AI tools in the IDE and on the command line have revived the debate about the IDE’s future, echoing past arguments (e.g., VS Code versus Vim). It’s more useful to focus on the tools’ purpose. As Kent Beck and Tim O’Reilly discussed in November, developers are ultimately responsible for the code their chosen AI tool produces. We know that LLMs “actively reward existing top tier software engineering practices” and “amplify existing expertise,” as Simon Willison has pointed out. And a good coder will “factor in” questions that AI doesn’t. Does it really matter which tool is used?

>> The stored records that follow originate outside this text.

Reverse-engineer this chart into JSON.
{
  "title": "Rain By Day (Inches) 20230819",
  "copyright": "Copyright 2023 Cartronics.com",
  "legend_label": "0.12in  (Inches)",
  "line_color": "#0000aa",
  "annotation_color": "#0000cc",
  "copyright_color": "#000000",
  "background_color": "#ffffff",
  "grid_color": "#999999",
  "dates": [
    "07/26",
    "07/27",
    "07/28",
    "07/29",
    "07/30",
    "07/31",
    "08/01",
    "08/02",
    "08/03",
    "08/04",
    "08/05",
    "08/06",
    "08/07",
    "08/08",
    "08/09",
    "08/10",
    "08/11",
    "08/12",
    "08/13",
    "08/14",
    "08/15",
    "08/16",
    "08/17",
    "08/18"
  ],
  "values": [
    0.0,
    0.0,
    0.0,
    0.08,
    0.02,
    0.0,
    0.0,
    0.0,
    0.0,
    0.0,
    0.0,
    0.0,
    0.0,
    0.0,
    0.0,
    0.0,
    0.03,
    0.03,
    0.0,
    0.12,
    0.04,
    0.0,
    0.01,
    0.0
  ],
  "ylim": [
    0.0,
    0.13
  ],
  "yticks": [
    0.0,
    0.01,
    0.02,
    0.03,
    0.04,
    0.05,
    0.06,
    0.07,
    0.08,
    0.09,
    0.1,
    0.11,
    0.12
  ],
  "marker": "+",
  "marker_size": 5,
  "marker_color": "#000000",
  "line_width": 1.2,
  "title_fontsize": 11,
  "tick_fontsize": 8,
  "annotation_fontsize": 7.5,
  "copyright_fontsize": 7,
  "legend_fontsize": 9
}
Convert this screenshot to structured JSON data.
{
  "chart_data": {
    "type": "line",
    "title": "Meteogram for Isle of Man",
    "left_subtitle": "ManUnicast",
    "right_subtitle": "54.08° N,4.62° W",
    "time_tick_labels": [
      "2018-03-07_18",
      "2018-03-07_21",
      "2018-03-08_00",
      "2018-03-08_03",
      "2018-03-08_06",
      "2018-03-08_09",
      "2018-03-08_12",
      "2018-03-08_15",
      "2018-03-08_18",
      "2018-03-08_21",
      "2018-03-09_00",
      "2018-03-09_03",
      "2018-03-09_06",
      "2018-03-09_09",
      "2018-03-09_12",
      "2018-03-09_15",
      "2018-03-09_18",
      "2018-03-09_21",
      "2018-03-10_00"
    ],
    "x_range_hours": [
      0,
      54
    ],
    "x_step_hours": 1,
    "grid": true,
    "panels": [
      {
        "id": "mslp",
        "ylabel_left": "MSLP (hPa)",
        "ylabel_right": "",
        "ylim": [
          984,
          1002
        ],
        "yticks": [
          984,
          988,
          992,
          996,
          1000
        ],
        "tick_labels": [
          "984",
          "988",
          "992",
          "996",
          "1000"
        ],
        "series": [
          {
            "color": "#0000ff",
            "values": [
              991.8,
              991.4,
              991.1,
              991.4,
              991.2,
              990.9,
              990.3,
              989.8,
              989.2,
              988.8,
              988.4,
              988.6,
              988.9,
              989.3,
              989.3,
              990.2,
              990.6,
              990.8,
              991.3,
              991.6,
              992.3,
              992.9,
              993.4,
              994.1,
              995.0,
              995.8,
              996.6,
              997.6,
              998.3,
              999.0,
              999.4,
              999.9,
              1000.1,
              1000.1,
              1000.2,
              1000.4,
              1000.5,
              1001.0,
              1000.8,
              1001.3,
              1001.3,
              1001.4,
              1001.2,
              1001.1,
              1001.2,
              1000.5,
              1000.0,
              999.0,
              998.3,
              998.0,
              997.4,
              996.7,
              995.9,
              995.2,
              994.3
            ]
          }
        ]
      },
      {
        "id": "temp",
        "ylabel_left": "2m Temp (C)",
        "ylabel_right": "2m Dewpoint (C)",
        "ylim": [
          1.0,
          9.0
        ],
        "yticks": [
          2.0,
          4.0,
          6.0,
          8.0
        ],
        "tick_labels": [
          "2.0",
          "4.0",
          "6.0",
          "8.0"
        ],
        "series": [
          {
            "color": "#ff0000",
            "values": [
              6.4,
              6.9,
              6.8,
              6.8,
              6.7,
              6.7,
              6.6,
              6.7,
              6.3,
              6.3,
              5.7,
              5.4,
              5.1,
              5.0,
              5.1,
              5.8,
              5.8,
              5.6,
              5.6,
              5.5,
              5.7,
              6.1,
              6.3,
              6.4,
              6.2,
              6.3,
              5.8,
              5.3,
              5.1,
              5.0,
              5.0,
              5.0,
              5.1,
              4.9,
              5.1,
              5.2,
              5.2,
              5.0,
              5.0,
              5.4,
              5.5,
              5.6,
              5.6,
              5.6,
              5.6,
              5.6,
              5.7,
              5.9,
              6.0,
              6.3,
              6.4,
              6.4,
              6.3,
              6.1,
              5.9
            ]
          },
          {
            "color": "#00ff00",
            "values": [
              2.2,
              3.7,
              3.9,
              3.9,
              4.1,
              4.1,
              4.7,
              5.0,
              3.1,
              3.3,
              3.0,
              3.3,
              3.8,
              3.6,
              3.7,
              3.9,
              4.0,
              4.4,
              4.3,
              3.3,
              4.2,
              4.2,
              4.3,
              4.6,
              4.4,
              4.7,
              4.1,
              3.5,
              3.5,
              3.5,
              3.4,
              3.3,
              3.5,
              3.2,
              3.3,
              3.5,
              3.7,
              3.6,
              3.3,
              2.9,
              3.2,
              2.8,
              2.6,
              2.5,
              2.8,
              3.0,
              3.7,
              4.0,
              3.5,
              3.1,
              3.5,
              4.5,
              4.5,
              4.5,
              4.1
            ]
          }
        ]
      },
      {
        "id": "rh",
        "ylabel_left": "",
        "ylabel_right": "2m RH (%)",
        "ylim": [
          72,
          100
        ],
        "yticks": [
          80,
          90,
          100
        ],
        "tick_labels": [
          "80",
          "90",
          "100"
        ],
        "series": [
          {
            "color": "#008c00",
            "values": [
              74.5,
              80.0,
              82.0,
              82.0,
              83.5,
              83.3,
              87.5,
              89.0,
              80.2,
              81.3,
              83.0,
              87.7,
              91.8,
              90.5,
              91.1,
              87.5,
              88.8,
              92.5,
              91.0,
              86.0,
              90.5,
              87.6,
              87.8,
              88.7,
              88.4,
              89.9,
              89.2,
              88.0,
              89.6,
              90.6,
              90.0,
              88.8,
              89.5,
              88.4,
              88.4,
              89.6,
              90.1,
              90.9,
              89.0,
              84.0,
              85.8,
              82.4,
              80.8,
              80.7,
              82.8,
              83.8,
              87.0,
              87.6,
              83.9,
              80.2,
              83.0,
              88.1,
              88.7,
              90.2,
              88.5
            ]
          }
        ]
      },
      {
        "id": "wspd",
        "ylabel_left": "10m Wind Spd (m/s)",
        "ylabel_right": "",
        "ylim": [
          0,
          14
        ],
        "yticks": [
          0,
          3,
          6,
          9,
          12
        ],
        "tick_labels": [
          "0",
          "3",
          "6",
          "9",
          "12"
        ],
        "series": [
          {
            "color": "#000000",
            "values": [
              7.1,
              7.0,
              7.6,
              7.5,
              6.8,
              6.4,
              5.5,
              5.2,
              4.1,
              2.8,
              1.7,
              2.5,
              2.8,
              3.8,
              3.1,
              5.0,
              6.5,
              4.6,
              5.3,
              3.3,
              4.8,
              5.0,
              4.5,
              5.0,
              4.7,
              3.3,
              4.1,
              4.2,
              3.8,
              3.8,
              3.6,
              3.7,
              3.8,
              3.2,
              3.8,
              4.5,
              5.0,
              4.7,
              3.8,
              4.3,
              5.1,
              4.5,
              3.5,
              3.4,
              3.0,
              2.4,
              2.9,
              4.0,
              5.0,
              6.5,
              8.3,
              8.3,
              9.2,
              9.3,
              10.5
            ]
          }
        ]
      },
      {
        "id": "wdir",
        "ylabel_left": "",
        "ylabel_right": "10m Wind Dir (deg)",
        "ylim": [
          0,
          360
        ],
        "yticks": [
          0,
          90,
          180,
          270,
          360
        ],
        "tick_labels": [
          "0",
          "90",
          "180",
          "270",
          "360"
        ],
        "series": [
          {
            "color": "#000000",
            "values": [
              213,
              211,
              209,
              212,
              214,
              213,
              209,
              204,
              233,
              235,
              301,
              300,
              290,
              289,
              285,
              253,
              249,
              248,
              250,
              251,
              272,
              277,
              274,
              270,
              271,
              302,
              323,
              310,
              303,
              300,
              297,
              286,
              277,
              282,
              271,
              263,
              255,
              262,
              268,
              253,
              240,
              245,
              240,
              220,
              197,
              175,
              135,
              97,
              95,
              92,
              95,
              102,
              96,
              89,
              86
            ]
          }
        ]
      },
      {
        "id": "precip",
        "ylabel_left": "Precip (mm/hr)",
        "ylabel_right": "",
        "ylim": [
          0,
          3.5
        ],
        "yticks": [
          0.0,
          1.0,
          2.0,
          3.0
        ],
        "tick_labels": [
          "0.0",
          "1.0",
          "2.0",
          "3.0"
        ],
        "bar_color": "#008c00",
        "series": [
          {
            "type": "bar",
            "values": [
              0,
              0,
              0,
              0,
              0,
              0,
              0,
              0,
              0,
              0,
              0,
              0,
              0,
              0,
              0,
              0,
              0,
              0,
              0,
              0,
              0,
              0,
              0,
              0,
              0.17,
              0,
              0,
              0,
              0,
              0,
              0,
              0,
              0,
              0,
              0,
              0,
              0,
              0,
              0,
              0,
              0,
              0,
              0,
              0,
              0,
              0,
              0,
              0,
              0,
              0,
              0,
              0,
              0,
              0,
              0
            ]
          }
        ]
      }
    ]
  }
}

The critical transferable skill for working with any of these tools is understanding how to communicate effectively with the underlying model. AI tools generate better code if they’re given all the relevant background on a project. Managing what the AI knows about your project (context engineering) and communicating it (prompt engineering) are going to be key to doing good work.

The core skills for working effectively with code won’t change in the face of AI. Understanding code review, design patterns, debugging, testing, and documentation and applying those to the work you do with AI tools will be the differential.

The Rise of Agentic AI

With the rise of agents and Model Context Protocol (MCP) in the second half of 2025, developers gained the ability to use AI not just as a pair programmer but as an entire team of developers. The speakers at our Coding for the Agentic World live AI Codecon event in September 2025 explored new tools, workflows, and hacks that are shaping this emerging discipline of agentic AI.

Software engineers aren’t just working with single coding agents. They’re building and deploying their own custom agents, often within complex setups involving multi-agent scenarios, teams of coding agents, and agent swarms. This shift from conducting AI to orchestrating AI elevates the importance of truly understanding how good software is built and maintained.

We know that AI generates better code with context, and this is also true of agents. As with coding workflows, this means understanding context engineering is essential. However, the differential for senior engineers in 2026 will be how well they apply intermediate skills such as product thinking, advanced testing, system design, and architecture to their work with agentic systems.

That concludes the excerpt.